In the revamped application process, schools won points if they could show they understood the model, had ideas for implementation, boasted good relationship between teachers and administrators; and already managed their space and partnerships creatively. Only schools where at least 60 percent of students are eligible for free lunch could apply. The top 20 applicants made their case further in hourlong interviews.
The schools that came out on top are P.S. 83 and the International School for Liberal Arts High School in the Bronx; P.S. 1 in Manhattan; P.S. 65 in Queens and the Queens High School for Information, Research, and Technology; P.S. 335 and M.S. 584, which share a Brooklyn building; and P.S. 78 and P.S. 14, which share a building on Staten Island.
The six schools that joined the program this year also opted to continue it for a second year. Two of the schools are launching vision clinics, something Mulgrew said had not been planned for them until the school coordinators raised the idea.
Last year, the $600,000 in startup funding came from the union, the City Council, and the Partnership for New York City. Another funder, Trinity Wall Street, pitched in another $150,000 midyear. Union officials said they were still working to line up funding sources for the program’s second year but that they hoped that the City Council and the Partnership for New York City would continue to show support.
Council Speaker Christine Quinn is among the mayoral candidates who have touted the community schools model, and Mulgrew pointed to two other council members, Melissa Mark-Viverito and Debbie Rose, who had also traveled to Cincinnati.
With the model seeming likely to be poised for an even larger expansion in the near future, Mulgrew said he was glad the union could grow its community schools program slowly and cautiously to start.
“I don’t think that this is a fit for every school,” he said. “We have to make sure that we are doing this work correctly. We have to make sure we don’t just expand this for political purposes.”
Still, Mulgrew said, the possibilities of what could happen if the city’s next mayor believes in the community schools model are exciting.
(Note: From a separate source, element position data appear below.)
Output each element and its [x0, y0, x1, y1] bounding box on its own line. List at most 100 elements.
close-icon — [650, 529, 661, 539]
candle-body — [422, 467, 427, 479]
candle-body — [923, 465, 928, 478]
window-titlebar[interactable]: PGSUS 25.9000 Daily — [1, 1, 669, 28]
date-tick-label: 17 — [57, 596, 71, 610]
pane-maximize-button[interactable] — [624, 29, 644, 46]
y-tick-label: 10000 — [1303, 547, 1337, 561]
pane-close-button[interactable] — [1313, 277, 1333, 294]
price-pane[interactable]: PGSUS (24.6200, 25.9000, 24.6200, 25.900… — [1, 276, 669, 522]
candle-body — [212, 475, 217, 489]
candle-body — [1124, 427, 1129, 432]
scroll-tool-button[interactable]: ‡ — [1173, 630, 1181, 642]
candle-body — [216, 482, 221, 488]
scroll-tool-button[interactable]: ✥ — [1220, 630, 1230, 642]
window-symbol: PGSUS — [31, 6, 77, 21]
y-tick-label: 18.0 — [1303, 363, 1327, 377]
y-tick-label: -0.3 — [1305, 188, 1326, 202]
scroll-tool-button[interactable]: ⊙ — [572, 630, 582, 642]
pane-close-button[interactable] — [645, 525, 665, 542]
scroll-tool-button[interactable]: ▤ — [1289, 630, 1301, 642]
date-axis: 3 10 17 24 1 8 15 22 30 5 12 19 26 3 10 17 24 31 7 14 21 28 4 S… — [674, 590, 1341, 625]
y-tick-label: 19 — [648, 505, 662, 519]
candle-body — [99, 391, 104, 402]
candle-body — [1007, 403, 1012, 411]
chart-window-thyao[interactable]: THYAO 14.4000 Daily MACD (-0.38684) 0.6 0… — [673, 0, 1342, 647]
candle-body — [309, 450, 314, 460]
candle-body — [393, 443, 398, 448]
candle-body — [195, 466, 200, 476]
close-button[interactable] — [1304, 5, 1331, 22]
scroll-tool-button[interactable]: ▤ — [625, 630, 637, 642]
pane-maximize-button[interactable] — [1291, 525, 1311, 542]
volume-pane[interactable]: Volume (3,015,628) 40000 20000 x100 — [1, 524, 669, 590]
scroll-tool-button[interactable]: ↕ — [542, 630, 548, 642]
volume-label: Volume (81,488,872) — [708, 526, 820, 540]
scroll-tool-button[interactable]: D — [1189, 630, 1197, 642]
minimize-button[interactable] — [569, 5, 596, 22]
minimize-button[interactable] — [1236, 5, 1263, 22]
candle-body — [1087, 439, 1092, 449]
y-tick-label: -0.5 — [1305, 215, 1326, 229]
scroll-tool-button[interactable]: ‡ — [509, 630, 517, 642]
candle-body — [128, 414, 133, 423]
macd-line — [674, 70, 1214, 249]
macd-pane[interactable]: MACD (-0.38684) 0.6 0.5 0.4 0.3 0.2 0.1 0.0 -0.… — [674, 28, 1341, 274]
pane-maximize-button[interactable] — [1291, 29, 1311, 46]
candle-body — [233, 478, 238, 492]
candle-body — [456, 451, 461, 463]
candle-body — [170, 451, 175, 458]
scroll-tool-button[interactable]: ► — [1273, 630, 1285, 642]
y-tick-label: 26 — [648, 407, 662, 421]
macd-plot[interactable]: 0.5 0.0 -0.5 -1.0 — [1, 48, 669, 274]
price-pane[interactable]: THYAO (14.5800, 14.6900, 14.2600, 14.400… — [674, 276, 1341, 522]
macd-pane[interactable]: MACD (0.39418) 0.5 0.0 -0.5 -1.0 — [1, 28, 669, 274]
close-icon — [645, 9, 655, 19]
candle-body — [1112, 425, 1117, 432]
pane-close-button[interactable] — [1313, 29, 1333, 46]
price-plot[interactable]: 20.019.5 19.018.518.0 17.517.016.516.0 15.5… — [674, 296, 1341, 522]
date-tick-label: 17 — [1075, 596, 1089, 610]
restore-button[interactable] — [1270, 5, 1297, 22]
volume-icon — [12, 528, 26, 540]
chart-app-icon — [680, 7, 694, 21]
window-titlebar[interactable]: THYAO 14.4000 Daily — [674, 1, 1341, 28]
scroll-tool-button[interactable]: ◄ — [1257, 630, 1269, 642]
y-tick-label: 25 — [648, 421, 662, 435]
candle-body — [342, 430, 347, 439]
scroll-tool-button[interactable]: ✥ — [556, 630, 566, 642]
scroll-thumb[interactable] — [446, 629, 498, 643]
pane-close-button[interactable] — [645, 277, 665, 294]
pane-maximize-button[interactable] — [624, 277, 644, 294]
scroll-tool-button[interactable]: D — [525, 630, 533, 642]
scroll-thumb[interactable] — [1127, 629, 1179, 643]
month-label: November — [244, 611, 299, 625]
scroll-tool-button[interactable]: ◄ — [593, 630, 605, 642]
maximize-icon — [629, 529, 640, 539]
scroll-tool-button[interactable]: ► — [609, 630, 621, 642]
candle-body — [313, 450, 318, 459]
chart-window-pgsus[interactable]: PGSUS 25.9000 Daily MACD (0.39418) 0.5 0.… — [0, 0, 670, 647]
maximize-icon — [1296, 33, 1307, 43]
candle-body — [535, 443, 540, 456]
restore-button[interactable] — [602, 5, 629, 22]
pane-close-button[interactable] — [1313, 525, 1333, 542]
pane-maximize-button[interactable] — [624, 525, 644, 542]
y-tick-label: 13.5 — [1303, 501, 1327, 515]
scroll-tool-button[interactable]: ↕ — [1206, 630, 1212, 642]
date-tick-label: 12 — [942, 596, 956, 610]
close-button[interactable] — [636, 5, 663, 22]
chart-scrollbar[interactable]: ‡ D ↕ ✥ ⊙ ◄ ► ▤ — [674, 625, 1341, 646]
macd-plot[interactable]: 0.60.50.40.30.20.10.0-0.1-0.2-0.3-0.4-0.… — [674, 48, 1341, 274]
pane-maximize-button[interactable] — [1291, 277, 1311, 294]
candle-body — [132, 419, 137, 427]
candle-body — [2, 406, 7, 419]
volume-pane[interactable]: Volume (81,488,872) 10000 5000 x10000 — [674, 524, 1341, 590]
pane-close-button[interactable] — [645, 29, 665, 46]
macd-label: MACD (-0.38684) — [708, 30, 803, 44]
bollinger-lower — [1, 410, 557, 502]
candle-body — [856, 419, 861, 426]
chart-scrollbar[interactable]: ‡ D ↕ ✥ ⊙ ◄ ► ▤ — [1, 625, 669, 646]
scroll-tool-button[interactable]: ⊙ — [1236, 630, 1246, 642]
Right now, he said, city school construction doesn’t take non-academic services into account, and city agencies aren’t told that they must work together with the Department of Education.
“That would be a huge barrier to overcome — if we had a mayor directing them to cooperate,” Mulgrew said.
He added, “This is what has frustrated me about the whole city — there are a lot of services, and they really want to try to help, and there’s no one trying to connect it all.”